3. One piece of code mutating an object that another piece of code groundlessly assumes that it remains unchanged.

These mishaps of course happen due to the fact that the objects involved should have been immutable, but they were not. If an object is immutable, nobody can mutate it, and therefore nobody has to assume that it will not change.

So, could hash maps somehow require that their keys be immutable? Could threads somehow require that objects shared among them be immutable?

This leads us to the more general question of how to ascertain immutability.

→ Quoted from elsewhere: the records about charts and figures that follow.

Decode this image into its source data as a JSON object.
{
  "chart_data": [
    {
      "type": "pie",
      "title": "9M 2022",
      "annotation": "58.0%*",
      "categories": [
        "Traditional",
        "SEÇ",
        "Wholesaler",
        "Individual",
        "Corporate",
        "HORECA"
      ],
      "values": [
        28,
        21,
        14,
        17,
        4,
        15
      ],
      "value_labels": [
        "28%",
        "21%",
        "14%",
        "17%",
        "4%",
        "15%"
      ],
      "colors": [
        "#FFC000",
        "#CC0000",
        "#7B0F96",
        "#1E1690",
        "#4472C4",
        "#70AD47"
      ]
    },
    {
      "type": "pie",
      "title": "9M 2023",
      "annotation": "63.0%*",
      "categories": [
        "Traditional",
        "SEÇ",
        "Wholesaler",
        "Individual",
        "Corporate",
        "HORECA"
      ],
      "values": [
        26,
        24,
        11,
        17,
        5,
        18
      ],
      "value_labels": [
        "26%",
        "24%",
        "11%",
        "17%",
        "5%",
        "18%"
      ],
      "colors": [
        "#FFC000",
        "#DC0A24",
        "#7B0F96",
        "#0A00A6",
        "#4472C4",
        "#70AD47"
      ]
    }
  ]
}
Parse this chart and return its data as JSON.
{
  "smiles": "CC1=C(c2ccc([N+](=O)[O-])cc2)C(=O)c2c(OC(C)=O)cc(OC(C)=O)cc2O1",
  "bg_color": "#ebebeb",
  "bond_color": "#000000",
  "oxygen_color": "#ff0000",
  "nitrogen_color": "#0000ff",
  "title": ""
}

Compiler-Enforced Immutability

Inadvertent mutation is not a problem in purely functional programming languages, where there simply is no such thing as mutation. However, most programmers do not use such languages, because they are cumbersome to work with. Most programmers use languages like Java and C#, which are not purely functional, so they allow mutation, and so inadvertent mutation can sometimes happen.

Java and C# do support a few constructs for defining invariable (final/readonly) class members, but they are woefully inadequate. Systematic compiler support for declaring and requiring immutability would greatly help to reduce the volume of mistakes being made, but nothing like that exists, and even if it did exist, it would not be a panacea, because there are situations where the compiler cannot help.

Since compiler-enforced immutability is not available, we have to enforce it ourselves, which means that we have to programmatically detect immutability and ascertain it.

Languages like Java and C# offer full reflection support, so we can examine every field of every type, (static analysis,) and we can even examine the values of fields of instances. (Dynamic analysis.) Furthermore, these languages compile into intermediate code, which is relatively easy to parse and reason about, meaning that if we want to, we can even analyze executable code. (More static analysis.)

So, the question is what to analyze, and how.

Superficial vs. Deep Immutability

Many classes have the term "immutable" in their name, but they are only superficially immutable. Take a generic immutable collection or example: `ImmutableCollection<T>`. Let us trust that it does in fact behave perfectly immutably, and therefore it does, arguably, deserve to be called immutable; let us now ask: would an instance of this class be safe to pass to another thread? The answer is that it depends on the actual type of the generic parameter: If `T` is immutable, it is safe; but if `T` is mutable, then it is absolutely not safe.

So, in order to reap any benefits whatsoever from immutability, it must be deep immutability. Shallow immutability is irrelevant. Please keep this in mind, as it has severe implications in our quest to ascertain the immutability of anything.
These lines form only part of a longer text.